The percentage of land-covered forests of Suining is approximately 34%, it's the first Provincial Environmental Protection City in Sichuan. The 30,000-capacity Suining Sports Centre Stadium is located in the city. The stadium opened in 2014 and it is used mostly for football matches.

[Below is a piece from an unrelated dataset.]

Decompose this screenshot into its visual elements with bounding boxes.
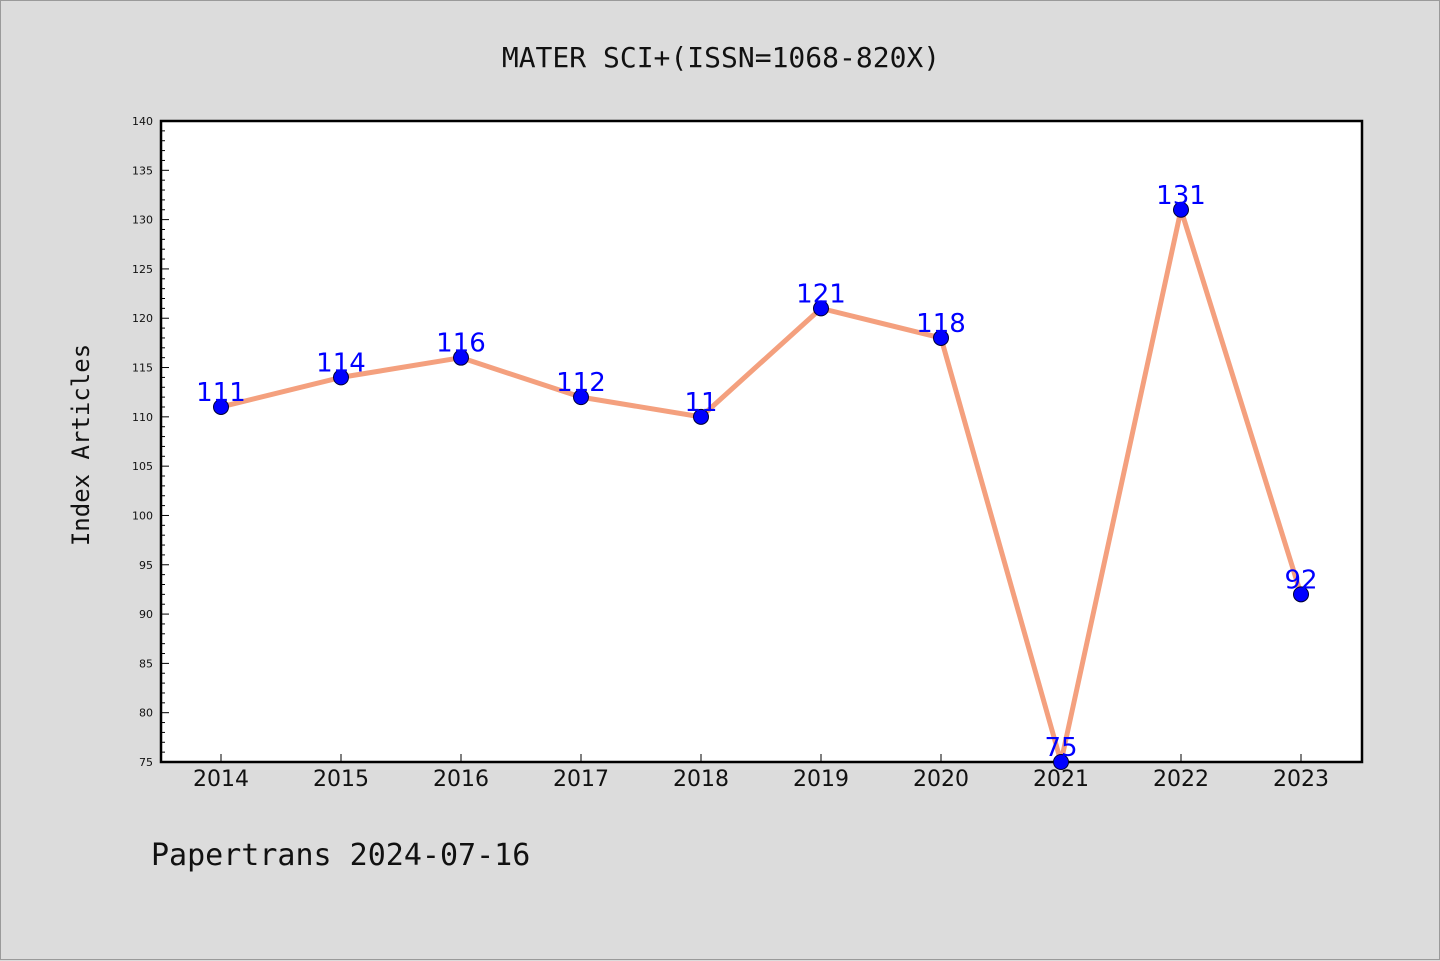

==Administrative divisions==

Map
Chuanshan Anju Pengxi County Shehong (city) Daying County
| Name | Hanzi | Hanyu Pinyin | Population (2020) | Area (km^{2}) | Density (/km^{2}) |
| Chuanshan District | 船山区 | Chuánshān Qū | 822,863 | 618 | 1,331 |
| Anju District | 安居区 | Ānjū Qū | 431,310 | 1,258 | 343 |
| Pengxi County | 蓬溪县 | Péngxī Xiàn | 430,344 | 1,251 | 344 |
| Shehong | 射洪市 | Shèhóng Shì | 732,380 | 1,496 | 490 |
| Daying County | 大英县 | Dàyīng Xiàn | 387,299 | 703 | 551 |

==Transport==
===Highway===
- China National Highway 318

===Rail===
Suining is the junction for the Dazhou–Chengdu and Suining–Chongqing Railways, which collective form the westernmost section of the Shanghai–Wuhan–Chengdu High-Speed Railway.

==Well-known inhabitants==
- Chen Zi'ang, Tang dynasty poet (661–702), was a native of the Suining area.
- Chen Wei, a pro-democracy activist born in 1969 who has been arrested in February 2011 and sentenced to 9 years in prison on December 23, 2011 for "inciting subversion of state power" by the Suining intermediate people's court.
- Liu Xianbin, a pro-democracy activist born in 1968 who has been arrested in June 2010 and sentenced to 10 years in prison for inciting subversion of state power.
- Li Bifeng, a pro-democracy activist and friend of Liao Yiwu who is facing 5 years in prison for "economic crimes".
- Ju Jingyi, a well-known Chinese singer and actress. She rose to fame as a member of Chinese idol girl group SNH48 and was part of Team NII until her graduation in December 2017.

== Cuisine ==
Pengxi Iron Cake: Mix rice flour with egg whites and lard to form a cake batter. Pour the batter into a baking bowl and wait until it turns golden brown and tempting. Then, use a thin iron skewer to gently loosen the cake along the edge and place it in a paper bag.

Every bowl of liangfen (cold mung bean jelly) is an adventure on the tip of your tongue, with more than ten kinds of seasonings dancing on your tongue: sesame oil, vinegar, chili, garlic juice, and fine salt, each one leaving you with an unforgettable taste.

Pengxi Ginger Cake: It is a pastry made by carefully combining ingredients that are medicinal herbs with medicinal and health-promoting effects.

Chuanshan Tofu Skin: Chuanshan tofu skin is glossy, with a fine texture, soft and smooth, tender and elastic, and has a fragrant and soft texture.